There has been a long-held understanding that the graphite in the reactor cores of EDF’s seven Advanced Gas-Cooled Reactors would change over time. There are two main changes we expect to see as the graphite ages; these are cracking and weight loss. We cannot replace or repair it so we have been working over many years to better understand and prepare for this and to support their continued operation.

 

Modelling crack propagation in irradiated graphite in core environment: a complex but mature modelling and simulation framework

The challenge of modelling is to bring complementary knowledge and insightful predictions that cannot be reckoned from normal inspection outage. Over the past 10 years, a consortium led by EDF Generation, EDF R&D UK Centre, the University of Glasgow and Jacobs has intended to develop the numerical tools needed to study the crack developing in the reactors. 

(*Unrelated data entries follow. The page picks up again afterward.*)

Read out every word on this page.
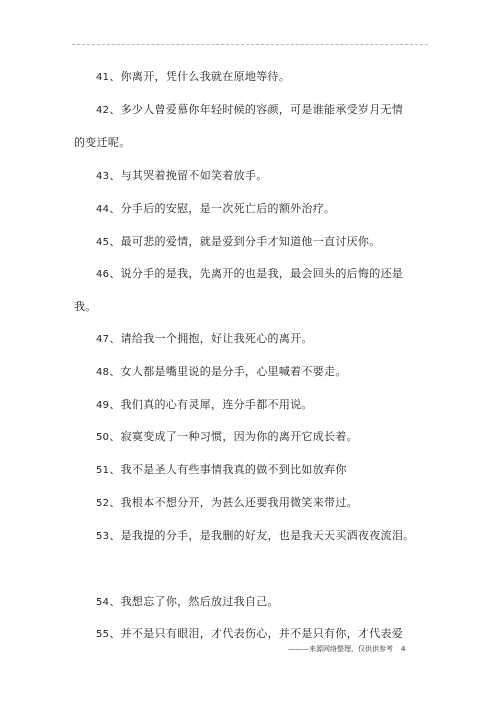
41、你离开，凭什么我就在原地等待。
42、多少人曾爱慕你年轻时候的容颜，可是谁能承受岁月无情
的变迁呢。
43、与其哭着挽留不如笑着放手。
44、分手后的安慰，是一次死亡后的额外治疗。
45、最可悲的爱情，就是爱到分手才知道他一直讨厌你。
46、说分手的是我，先离开的也是我，最会回头的后悔的还是
我。
47、请给我一个拥抱，好让我死心的离开。
48、女人都是嘴里说的是分手，心里喊着不要走。
49、我们真的心有灵犀，连分手都不用说。
50、寂寞变成了一种习惯，因为你的离开它成长着。
51、我不是圣人有些事情我真的做不到比如放弃你
52、我根本不想分开，为甚么还要我用微笑来带过。
53、是我提的分手，是我删的好友，也是我天天买酒夜夜流泪。
54、我想忘了你，然后放过我自己。
55、并不是只有眼泪，才代表伤心，并不是只有你，才代表爱
———来源网络整理，仅供供参考 4
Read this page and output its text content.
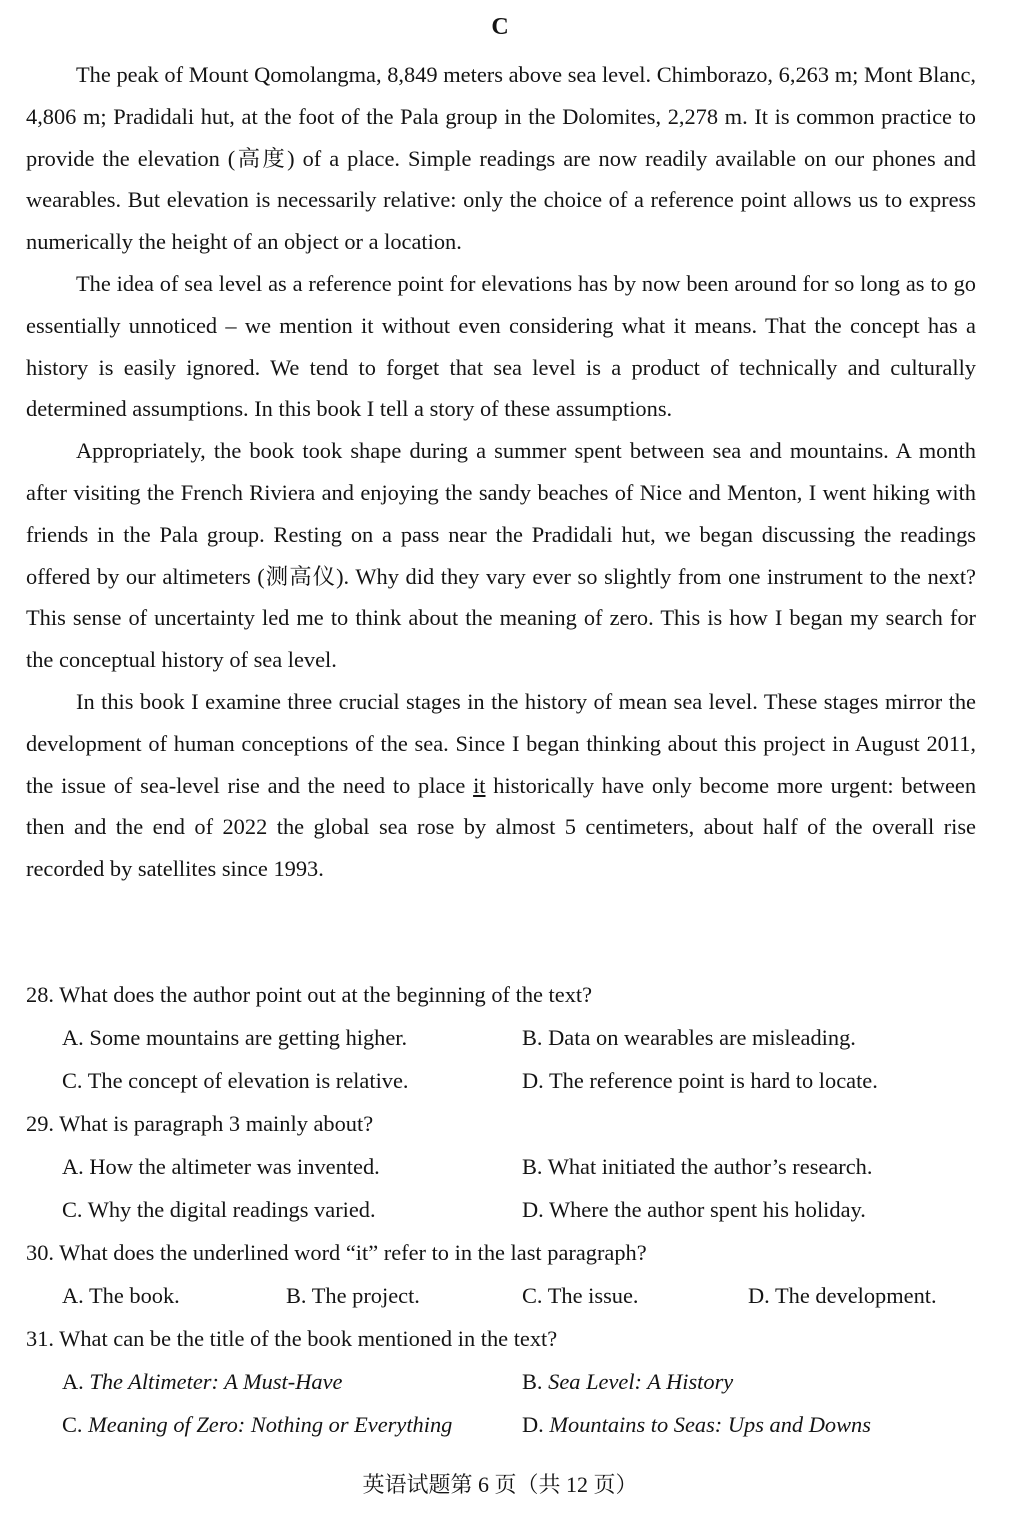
C

The peak of Mount Qomolangma, 8,849 meters above sea level. Chimborazo, 6,263 m; Mont Blanc, 4,806 m; Pradidali hut, at the foot of the Pala group in the Dolomites, 2,278 m. It is common practice to provide the elevation (高度) of a place. Simple readings are now readily available on our phones and wearables. But elevation is necessarily relative: only the choice of a reference point allows us to express numerically the height of an object or a location.

The idea of sea level as a reference point for elevations has by now been around for so long as to go essentially unnoticed – we mention it without even considering what it means. That the concept has a history is easily ignored. We tend to forget that sea level is a product of technically and culturally determined assumptions. In this book I tell a story of these assumptions.

Appropriately, the book took shape during a summer spent between sea and mountains. A month after visiting the French Riviera and enjoying the sandy beaches of Nice and Menton, I went hiking with friends in the Pala group. Resting on a pass near the Pradidali hut, we began discussing the readings offered by our altimeters (测高仪). Why did they vary ever so slightly from one instrument to the next? This sense of uncertainty led me to think about the meaning of zero. This is how I began my search for the conceptual history of sea level.

In this book I examine three crucial stages in the history of mean sea level. These stages mirror the development of human conceptions of the sea. Since I began thinking about this project in August 2011, the issue of sea-level rise and the need to place it historically have only become more urgent: between then and the end of 2022 the global sea rose by almost 5 centimeters, about half of the overall rise recorded by satellites since 1993.

28. What does the author point out at the beginning of the text?
A. Some mountains are getting higher.	B. Data on wearables are misleading.
C. The concept of elevation is relative.	D. The reference point is hard to locate.
29. What is paragraph 3 mainly about?
A. How the altimeter was invented.	B. What initiated the author’s research.
C. Why the digital readings varied.	D. Where the author spent his holiday.
30. What does the underlined word “it” refer to in the last paragraph?
A. The book.	B. The project.	C. The issue.	D. The development.
31. What can be the title of the book mentioned in the text?
A. The Altimeter: A Must-Have	B. Sea Level: A History
C. Meaning of Zero: Nothing or Everything	D. Mountains to Seas: Ups and Downs
英语试题第 6 页（共 12 页）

The process of modelling the crack propagation has two phases of simulation: the ageing of the graphite bricks in its core environment, and finally the crack propagation. This requires a complex simulation environment which embeds a coupling of salome_meca/code_aster (EDF in-house software) and MoFEM (Mesh-oriented Finite Element Method software developed at the University of Glasgow).  

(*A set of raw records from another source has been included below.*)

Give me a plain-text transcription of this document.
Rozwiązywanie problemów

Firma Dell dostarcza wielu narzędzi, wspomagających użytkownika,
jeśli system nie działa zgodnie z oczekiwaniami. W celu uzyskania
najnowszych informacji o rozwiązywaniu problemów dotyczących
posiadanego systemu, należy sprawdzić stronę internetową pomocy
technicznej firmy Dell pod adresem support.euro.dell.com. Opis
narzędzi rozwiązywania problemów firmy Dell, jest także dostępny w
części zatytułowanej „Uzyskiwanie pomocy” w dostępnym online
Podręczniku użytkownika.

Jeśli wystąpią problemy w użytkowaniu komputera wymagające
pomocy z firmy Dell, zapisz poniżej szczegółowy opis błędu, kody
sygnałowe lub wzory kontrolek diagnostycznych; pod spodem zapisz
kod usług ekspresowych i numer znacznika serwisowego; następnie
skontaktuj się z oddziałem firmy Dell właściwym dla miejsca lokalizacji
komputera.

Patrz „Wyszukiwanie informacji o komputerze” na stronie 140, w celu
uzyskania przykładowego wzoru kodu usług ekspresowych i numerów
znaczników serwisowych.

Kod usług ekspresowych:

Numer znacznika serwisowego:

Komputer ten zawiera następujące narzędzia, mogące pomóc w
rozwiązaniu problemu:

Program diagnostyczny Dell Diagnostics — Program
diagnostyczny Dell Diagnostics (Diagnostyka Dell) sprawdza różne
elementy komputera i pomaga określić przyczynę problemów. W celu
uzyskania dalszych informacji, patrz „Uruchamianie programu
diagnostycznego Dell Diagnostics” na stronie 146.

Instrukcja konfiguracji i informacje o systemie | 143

The modelling and simulation environment required to perform the studies requires constant interaction (see Figure 1) between the ageing and the cracking phase, which until recently required a lot of time, attention and skills. Hence the development of the graphite workbench.

Figure 1:

 

The graphite workbench: a technology enabler at the service of future industrial studies

Figure 2:

The graphite workbench (Figure 2) is a capitalization tool which plays an important role in facilitating the studies. It is a unified tool that embeds the entire chaining algorithm between the software. Originally developed for the lead reactor stations at Hinkley and Hunterston and for a specific type of crack (keyway root cracking), the graphite workbench has advanced in a modular way to rapidly increase the library of 6 power stations and various crack configurations. It can also integrate new developments in code_aster and MoFEM to constantly improve the performance, robustness and accuracy. 

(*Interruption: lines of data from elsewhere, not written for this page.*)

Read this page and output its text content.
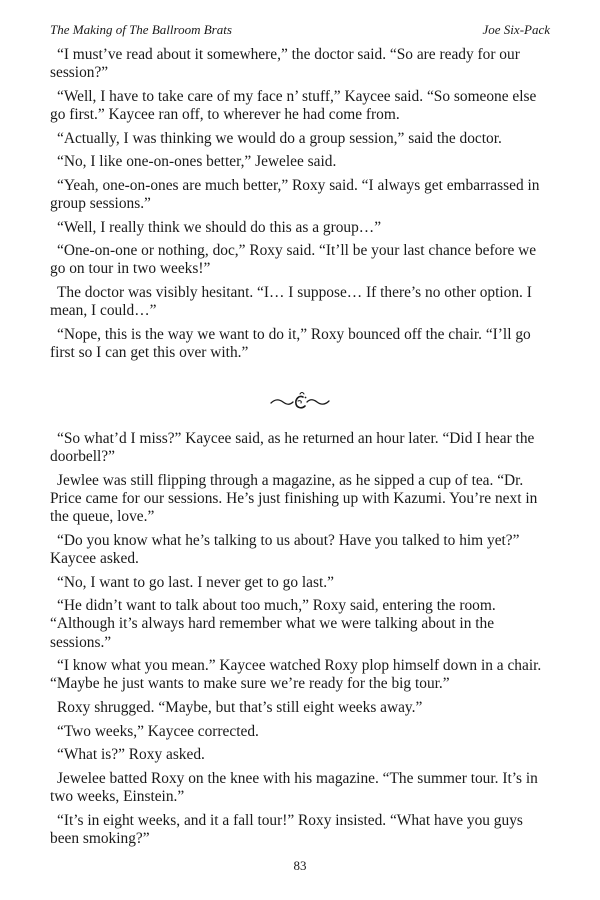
The Making of The Ballroom Brats	Joe Six-Pack

“I must’ve read about it somewhere,” the doctor said. “So are ready for our session?”

“Well, I have to take care of my face n’ stuff,” Kaycee said. “So someone else go first.” Kaycee ran off, to wherever he had come from.

“Actually, I was thinking we would do a group session,” said the doctor.

“No, I like one-on-ones better,” Jewelee said.

“Yeah, one-on-ones are much better,” Roxy said. “I always get embarrassed in group sessions.”

“Well, I really think we should do this as a group…”

“One-on-one or nothing, doc,” Roxy said. “It’ll be your last chance before we go on tour in two weeks!”

The doctor was visibly hesitant. “I… I suppose… If there’s no other option. I mean, I could…”

“Nope, this is the way we want to do it,” Roxy bounced off the chair. “I’ll go first so I can get this over with.”

“So what’d I miss?” Kaycee said, as he returned an hour later. “Did I hear the doorbell?”

Jewlee was still flipping through a magazine, as he sipped a cup of tea. “Dr. Price came for our sessions. He’s just finishing up with Kazumi. You’re next in the queue, love.”

“Do you know what he’s talking to us about? Have you talked to him yet?” Kaycee asked.

“No, I want to go last. I never get to go last.”

“He didn’t want to talk about too much,” Roxy said, entering the room. “Although it’s always hard remember what we were talking about in the sessions.”

“I know what you mean.” Kaycee watched Roxy plop himself down in a chair. “Maybe he just wants to make sure we’re ready for the big tour.”

Roxy shrugged. “Maybe, but that’s still eight weeks away.”

“Two weeks,” Kaycee corrected.

“What is?” Roxy asked.

Jewelee batted Roxy on the knee with his magazine. “The summer tour. It’s in two weeks, Einstein.”

“It’s in eight weeks, and it a fall tour!” Roxy insisted. “What have you guys been smoking?”

83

With the graphite workbench, EDF R&D UK Centre has transformed its way of working, accelerating knowledge transfer within the team, reducing errors in the process, controlling the software version and connections between software. It is a pipeline for the integration of new features, it sets the boundaries of the current capabilities and it facilitates transfer to end-user.

By using the graphite workbench in early 2020, Jacobs (the end-user) has been able to accelerate the studies for mature reactors and has given useful feedback to strengthen the tool. Knowledge transfer and learning curves have also been fast-tracked.

In April 2020, the latest advances at the University of Glasgow, EDF UK Centre and Jacobs were presented to EDF Generation, in presence of programme managers and extended to safety case officers of most power stations. Those participants acknowledged the good progress that has been made and the maturity of the simulation environment development and modelling capabilities. A follow-up meeting was held the following week at EDF Generation to prioritise the work and a scoping document for the forthcoming work is being written at Jacobs, to address those challenges. The EDF R&D UK Centre will support the implementation of those cases in the graphite bench.